The following example shows how this emissive setup works. The material on the left has an emissive scale set to 0, the middle set to 1, and the one on the right is set to 2.
The normal map setup is fairly simple even if it may look slightly more complex. By default, this material will default to a flat normal map texture, though you could add a switch to turn the normal map off and use a constant value instead, which may save on texture memory.
This setup also allows you to combine a normal map with a detail normal map. The DetailTiling constant is multiplied with a TexCoord which allows you to control the tiling rate. The DetailNormalStrength lets you control the strength of the detail normal map.
This parallax setup lets you use a BumpOffset node which gives your materials an illusion of depth if a heightmap is applied. More about this can be read here (Bump Offset ).
This setup is plugged into the UV slots of all the aforementioned sections, meaning if parallax is enabled then all your maps will receive the effect.
The following example shows how the Parallax effect works. On the left, Parallax is disabled, and on the right, Parallax is set to 0.007. It's a fairly subtle effect but may work well depending on the material in question.
Now that your master material is setup, you can right click on your master material and crate a material instance.
You can then name this material and organize it in whichever folder you like. I'd recommend setting up folders per material type, ie, a folder for all your metals, a folder for plastics, etc.
You can now double click on your newly created material instance and you will see the following:
As you can see, all of the parameterized values and static switches that we set up in the master material are visible here in the material instance. Enabling switches such as UseDiffuseMap? will enable you to input your own diffuse/albedo map, and will also enable certain parameters tied to this, such as the diffuse multiply option in this case.

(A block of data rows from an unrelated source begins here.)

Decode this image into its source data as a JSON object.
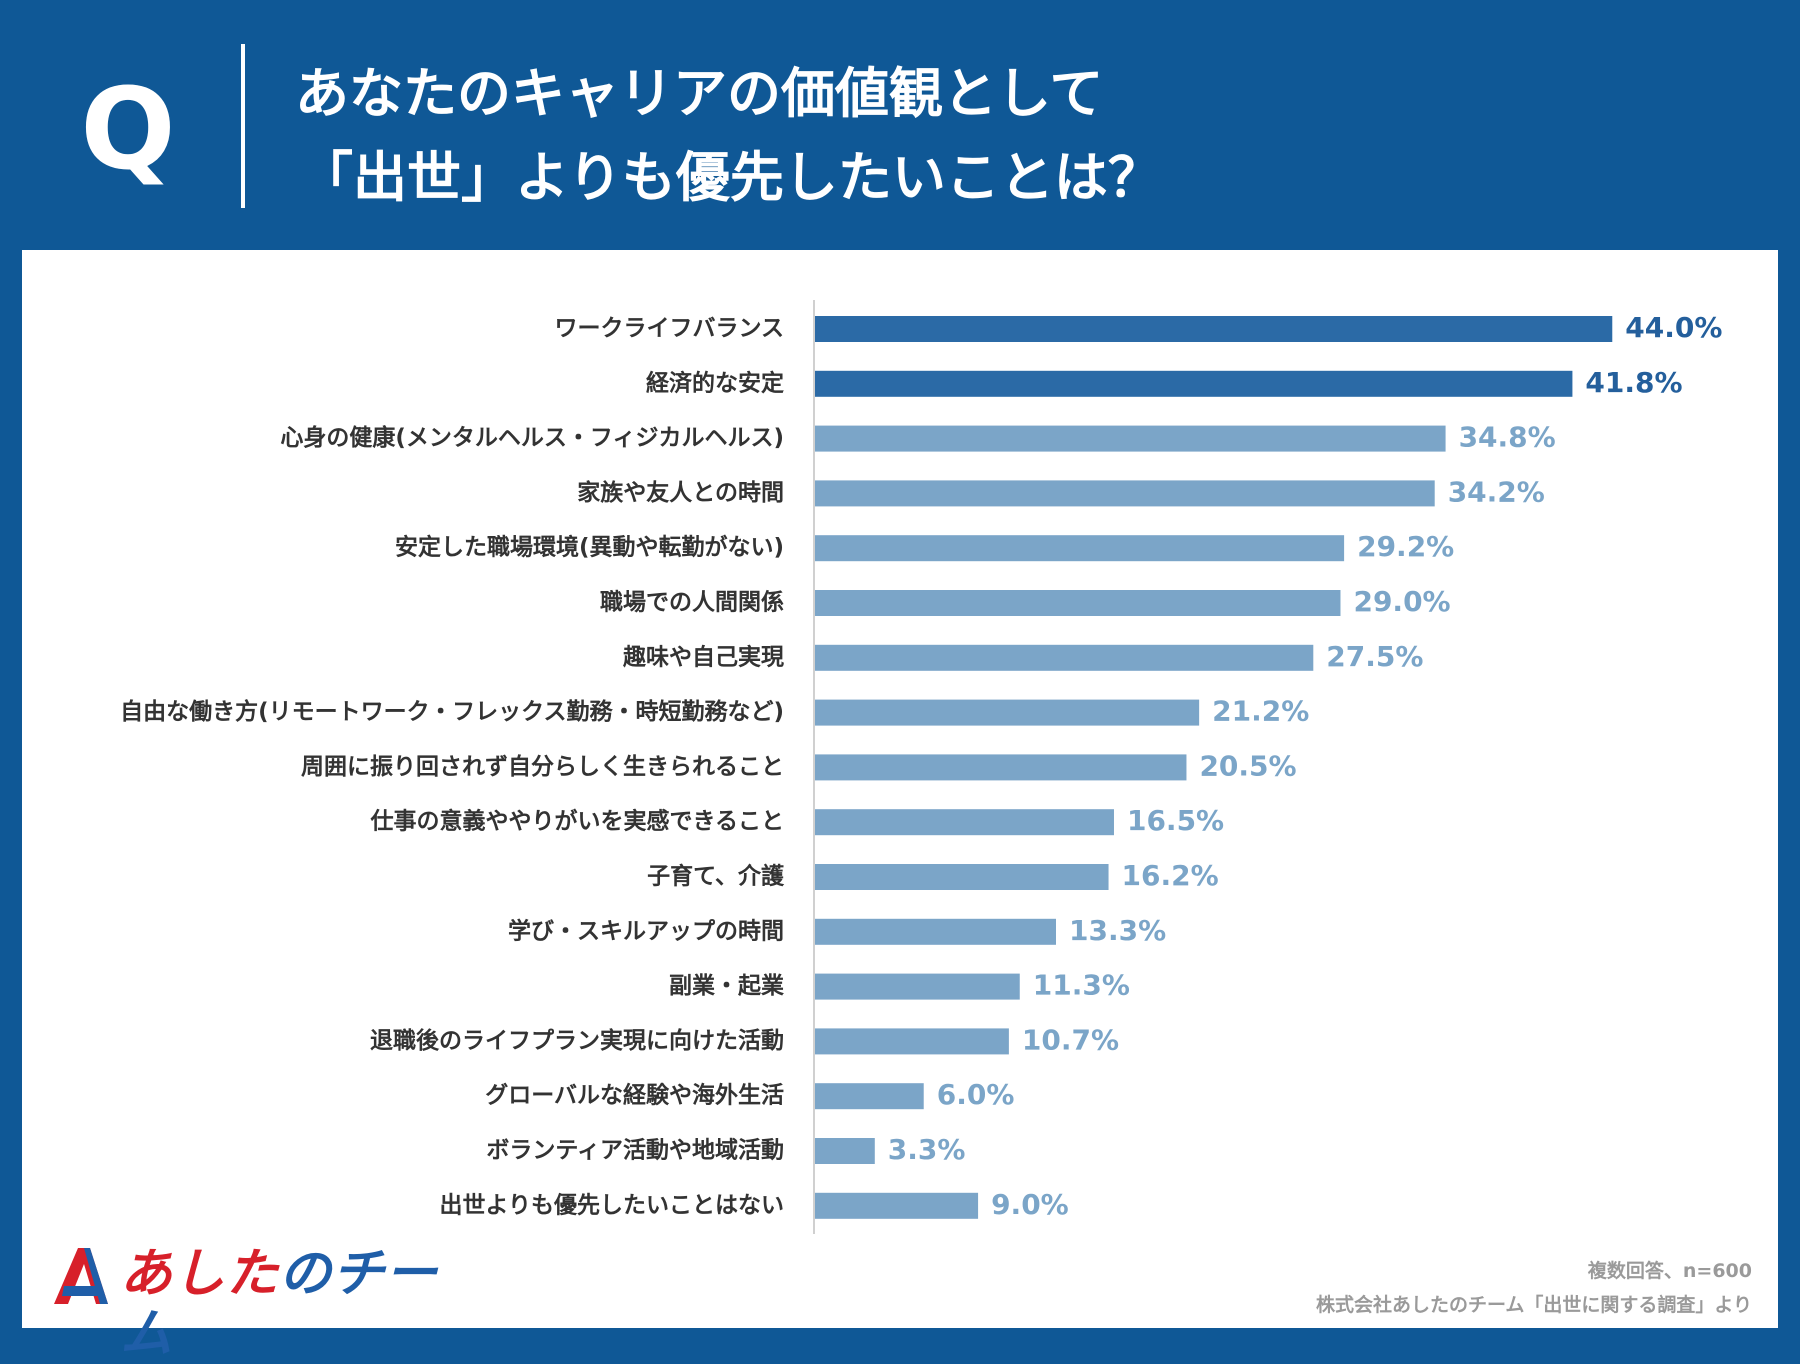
{
  "header": {
    "q_mark": "Q",
    "title_line1": "あなたのキャリアの価値観として",
    "title_line2": "「出世」よりも優先したいことは？"
  },
  "colors": {
    "background": "#0f5896",
    "bar_top": "#2b6aa6",
    "bar_rest": "#7ba5c8",
    "label_top": "#245f9c",
    "label_rest": "#7ba5c8",
    "logo_red": "#d7202a",
    "logo_blue": "#1f5ea8"
  },
  "chart_data": {
    "type": "bar",
    "orientation": "horizontal",
    "title": "あなたのキャリアの価値観として「出世」よりも優先したいことは？",
    "categories": [
      "ワークライフバランス",
      "経済的な安定",
      "心身の健康(メンタルヘルス・フィジカルヘルス)",
      "家族や友人との時間",
      "安定した職場環境(異動や転勤がない)",
      "職場での人間関係",
      "趣味や自己実現",
      "自由な働き方(リモートワーク・フレックス勤務・時短勤務など)",
      "周囲に振り回されず自分らしく生きられること",
      "仕事の意義ややりがいを実感できること",
      "子育て、介護",
      "学び・スキルアップの時間",
      "副業・起業",
      "退職後のライフプラン実現に向けた活動",
      "グローバルな経験や海外生活",
      "ボランティア活動や地域活動",
      "出世よりも優先したいことはない"
    ],
    "values": [
      44.0,
      41.8,
      34.8,
      34.2,
      29.2,
      29.0,
      27.5,
      21.2,
      20.5,
      16.5,
      16.2,
      13.3,
      11.3,
      10.7,
      6.0,
      3.3,
      9.0
    ],
    "value_labels": [
      "44.0%",
      "41.8%",
      "34.8%",
      "34.2%",
      "29.2%",
      "29.0%",
      "27.5%",
      "21.2%",
      "20.5%",
      "16.5%",
      "16.2%",
      "13.3%",
      "11.3%",
      "10.7%",
      "6.0%",
      "3.3%",
      "9.0%"
    ],
    "highlight_top": 2,
    "xlim": [
      0,
      50
    ],
    "unit": "%",
    "grid": false
  },
  "footer": {
    "logo_part1": "あした",
    "logo_part2": "の",
    "logo_part3": "チーム",
    "note1": "複数回答、n=600",
    "note2": "株式会社あしたのチーム「出世に関する調査」より"
  }
}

Here is my material setup for the Sci-fi Bunk scene. You can see that I have created a library of tiling materials with various colors and material properties, which can easily be applied to meshes in the scene.
Application to Meshes
Now that you have a material library set up, you can easily apply these tiling materials to your meshes. As you can see in the following image, this mesh doesn't use any uniquely baked normal maps, but instead relies on tiling materials to build up a believable surface. When you have an entire library of meshes built this way, you can see the advantages to using material instances, as you are able to tweak one single value and it will propagate throughout your scene. For example, if I wanted to change the wood texture used in this scene, I'd only have to change it once in the wood material instance, and my entire scene would update. This is far quicker than having to re-texture several unique diffuse maps.
Now that your base master material and material library is set up, you can easily expand your master material and give it more features. For example, in this material setup, there is no option for vertex painting. You could add a basic lerp function combined with vertex paint to allow you to, for example, paint dirt on to your material surfaces. More information on this can be read here: 2路混合材质 .
That should be all you need to get a basic master material setup for your scene. Remember to check out the Sci-fi Bunk Room scene to see exactly how this can be applied. Good luck!